11.  Par un acte d’accusation présenté le 16 février 2000, en application des articles 8 §§ 1 et 3 de la loi no 3713 et 36 du code pénal, et en se fondant sur les motifs de la cour de sûreté de l’Etat, le procureur de la République intenta une action pénale à l’encontre du requérant en demandant la confiscation du numéro incriminé.

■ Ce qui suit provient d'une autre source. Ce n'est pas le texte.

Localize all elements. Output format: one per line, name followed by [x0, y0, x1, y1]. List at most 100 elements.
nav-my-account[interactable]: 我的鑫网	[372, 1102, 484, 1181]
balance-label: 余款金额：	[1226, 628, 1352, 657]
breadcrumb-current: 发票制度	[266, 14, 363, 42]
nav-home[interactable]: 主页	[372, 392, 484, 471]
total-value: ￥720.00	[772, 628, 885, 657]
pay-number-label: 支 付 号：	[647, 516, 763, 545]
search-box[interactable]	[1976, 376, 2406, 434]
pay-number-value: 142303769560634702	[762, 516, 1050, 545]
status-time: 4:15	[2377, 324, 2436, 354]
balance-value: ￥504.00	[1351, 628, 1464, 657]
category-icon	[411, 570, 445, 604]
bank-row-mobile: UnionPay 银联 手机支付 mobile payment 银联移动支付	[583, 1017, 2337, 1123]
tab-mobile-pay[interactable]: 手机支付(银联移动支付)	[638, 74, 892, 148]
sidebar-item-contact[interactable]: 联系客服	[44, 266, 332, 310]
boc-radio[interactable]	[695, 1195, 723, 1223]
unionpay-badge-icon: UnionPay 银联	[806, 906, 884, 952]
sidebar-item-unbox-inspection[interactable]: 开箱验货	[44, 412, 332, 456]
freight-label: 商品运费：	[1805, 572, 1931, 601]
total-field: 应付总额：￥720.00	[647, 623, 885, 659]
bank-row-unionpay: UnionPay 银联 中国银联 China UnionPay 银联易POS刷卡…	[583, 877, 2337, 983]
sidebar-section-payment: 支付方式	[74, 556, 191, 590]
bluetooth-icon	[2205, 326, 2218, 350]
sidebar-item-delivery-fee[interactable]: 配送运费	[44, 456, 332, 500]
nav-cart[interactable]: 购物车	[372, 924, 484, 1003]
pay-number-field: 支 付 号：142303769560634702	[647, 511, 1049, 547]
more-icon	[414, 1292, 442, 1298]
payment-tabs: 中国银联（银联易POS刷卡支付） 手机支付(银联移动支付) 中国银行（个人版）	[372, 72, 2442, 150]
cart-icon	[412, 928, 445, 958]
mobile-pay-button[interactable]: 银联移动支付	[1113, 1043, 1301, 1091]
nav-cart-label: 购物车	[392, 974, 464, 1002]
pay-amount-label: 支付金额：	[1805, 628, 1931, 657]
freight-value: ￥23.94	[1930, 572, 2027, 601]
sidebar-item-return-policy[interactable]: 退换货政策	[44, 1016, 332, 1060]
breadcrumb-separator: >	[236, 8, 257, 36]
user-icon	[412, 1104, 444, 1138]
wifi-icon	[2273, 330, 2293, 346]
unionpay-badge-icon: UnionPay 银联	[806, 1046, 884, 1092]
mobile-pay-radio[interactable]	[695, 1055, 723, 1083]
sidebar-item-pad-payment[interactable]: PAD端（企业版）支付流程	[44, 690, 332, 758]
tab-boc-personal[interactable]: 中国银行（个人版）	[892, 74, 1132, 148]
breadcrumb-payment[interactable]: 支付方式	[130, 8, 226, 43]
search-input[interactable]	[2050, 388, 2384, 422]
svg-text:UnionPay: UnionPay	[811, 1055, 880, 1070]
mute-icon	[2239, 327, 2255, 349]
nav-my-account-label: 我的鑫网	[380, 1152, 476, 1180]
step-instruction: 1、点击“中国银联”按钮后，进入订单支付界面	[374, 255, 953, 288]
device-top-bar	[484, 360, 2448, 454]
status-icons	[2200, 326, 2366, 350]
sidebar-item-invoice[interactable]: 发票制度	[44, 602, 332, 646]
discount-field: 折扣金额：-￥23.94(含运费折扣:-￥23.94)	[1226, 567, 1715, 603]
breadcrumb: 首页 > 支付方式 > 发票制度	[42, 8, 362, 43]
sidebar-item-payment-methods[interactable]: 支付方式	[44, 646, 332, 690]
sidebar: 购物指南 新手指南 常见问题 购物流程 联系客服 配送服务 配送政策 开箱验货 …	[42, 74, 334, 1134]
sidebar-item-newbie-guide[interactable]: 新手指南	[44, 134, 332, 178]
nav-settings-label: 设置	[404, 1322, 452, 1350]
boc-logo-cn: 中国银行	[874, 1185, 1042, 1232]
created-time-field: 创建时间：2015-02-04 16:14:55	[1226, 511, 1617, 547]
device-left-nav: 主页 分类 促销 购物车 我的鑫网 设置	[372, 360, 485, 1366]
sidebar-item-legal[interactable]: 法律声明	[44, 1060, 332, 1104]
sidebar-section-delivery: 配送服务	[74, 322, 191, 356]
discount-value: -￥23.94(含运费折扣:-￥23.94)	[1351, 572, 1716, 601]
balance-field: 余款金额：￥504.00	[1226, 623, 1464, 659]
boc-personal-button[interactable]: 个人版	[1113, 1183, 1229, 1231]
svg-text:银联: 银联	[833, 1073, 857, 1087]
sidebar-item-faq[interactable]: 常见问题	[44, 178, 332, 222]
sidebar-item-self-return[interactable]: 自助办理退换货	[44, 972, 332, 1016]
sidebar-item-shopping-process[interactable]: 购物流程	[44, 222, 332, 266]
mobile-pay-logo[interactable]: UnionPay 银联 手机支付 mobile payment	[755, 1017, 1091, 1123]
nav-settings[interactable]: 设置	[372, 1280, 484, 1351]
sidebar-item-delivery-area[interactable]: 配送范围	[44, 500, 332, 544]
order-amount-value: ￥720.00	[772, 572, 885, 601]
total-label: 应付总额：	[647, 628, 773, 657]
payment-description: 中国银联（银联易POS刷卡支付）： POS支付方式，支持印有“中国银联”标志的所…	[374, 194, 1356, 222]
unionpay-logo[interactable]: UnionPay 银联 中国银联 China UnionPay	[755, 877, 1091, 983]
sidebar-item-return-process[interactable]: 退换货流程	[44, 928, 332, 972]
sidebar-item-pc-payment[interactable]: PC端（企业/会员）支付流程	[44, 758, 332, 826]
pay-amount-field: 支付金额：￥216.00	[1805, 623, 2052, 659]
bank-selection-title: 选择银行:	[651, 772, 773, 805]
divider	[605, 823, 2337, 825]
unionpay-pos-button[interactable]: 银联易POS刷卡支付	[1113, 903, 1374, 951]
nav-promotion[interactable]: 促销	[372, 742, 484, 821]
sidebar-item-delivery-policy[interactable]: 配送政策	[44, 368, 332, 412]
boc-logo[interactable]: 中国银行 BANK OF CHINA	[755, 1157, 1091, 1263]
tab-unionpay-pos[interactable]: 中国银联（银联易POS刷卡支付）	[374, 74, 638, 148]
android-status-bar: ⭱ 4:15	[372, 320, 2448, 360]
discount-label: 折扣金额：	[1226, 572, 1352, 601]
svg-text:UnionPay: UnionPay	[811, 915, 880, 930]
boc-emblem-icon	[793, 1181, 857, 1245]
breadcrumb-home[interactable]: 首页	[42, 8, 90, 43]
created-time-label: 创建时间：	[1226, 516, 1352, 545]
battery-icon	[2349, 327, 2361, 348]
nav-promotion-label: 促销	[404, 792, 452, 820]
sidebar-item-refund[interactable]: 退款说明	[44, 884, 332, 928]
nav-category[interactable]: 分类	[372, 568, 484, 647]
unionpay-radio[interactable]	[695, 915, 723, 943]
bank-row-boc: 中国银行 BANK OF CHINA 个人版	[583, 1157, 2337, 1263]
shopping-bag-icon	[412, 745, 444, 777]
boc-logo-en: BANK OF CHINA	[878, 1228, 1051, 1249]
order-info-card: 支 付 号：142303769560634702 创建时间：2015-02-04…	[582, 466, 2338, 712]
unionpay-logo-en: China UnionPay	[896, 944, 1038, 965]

12.  Par un arrêt du 8 décembre 2000, la cour de sûreté de l’Etat condamna le requérant, en application de l’article 8 § 3 de la loi no 3713, à une peine d’emprisonnement de six mois et à une amende de 1 216 800 000 livres turques (TRL). En application de l’article 16 de la loi no 5680, elle commua la peine d’emprisonnement en une amende de 547 560 000 TRL. Toutes peines confondues, elle le condamna à une amende de 1 764 360 000 TRL pour avoir fait de la propagande séparatiste visant à perturber l’unité indivisible du territoire et de la nation de l’Etat de la République turque. Se référant à certains articles publiés aux pages 56, 62, 96 et 100 du numéro incriminé, la cour considéra que :
– dans l’article intitulé « [Le coup d’Etat du] 12 septembre a donné le coup de grâce aux Kurdes », à la page 56, dont l’auteur est Zeynel Abidin Kzılyaprak, la population vivant sur une partie du territoire de l’Etat de la République turque, qui a un caractère indivisible avec son territoire et sa nation, était relatée comme étant le peuple kurde et la région considérée comme la géographie kurde ; il avait été accentué que la langue kurde avait été interdite et que le fait d’écouter de la musique kurde et de porter des habits nationaux kurdes avait été même considéré comme un délit ;
– dans l’article intitulé « La nouvelle ère », à la page 62, dont l’auteur est Zeynel Abidin Kzılyaprak, étaient publiés le calendrier des opérations du PKK, organisation illégale terroriste et séparatiste, contre l’Etat depuis le commencement de sa lutte le 15 août 1984, ainsi que des informations à ce sujet ; le problème kurde était relaté et il avait été accentué que le mouvement national kurde avait commencé avec ces opérations ;
– dans l’article intitulé « Les Kurdes du XXe siècle au XXIe siècle », à la page 96, dont l’auteur est Abdullah Öcalan, il avait été accentué que les Kurdes avaient gagné les montagnes pour protéger leur identité et leur dignité ; les Kurdes étaient considérés comme une minorité alors qu’ils avaient eu un rôle de composante à la création de la République, leurs culture et langue étaient interdites ; les Kurdes étaient considérés comme s’ils constituaient une nation à part ;
– dans l’article intitulé « Un résumé d’analyse concernant le XXe siècle », à la page 100, dont l’auteur est Turabi Yazar, les Kurdes étaient considérés comme s’ils constituaient une nation à part ; il avait été accentué qu’ils avaient fondé divers organismes et associations afin de développer la culture kurde et propager la conscience nationale ; la géographie kurde avait été divisée et les forces colonisatrices y régnaient ; ils n’avaient pas accédé aux droits nationaux et aux droits de l’homme ; les langues et folklores du Kurdistan étaient interdites.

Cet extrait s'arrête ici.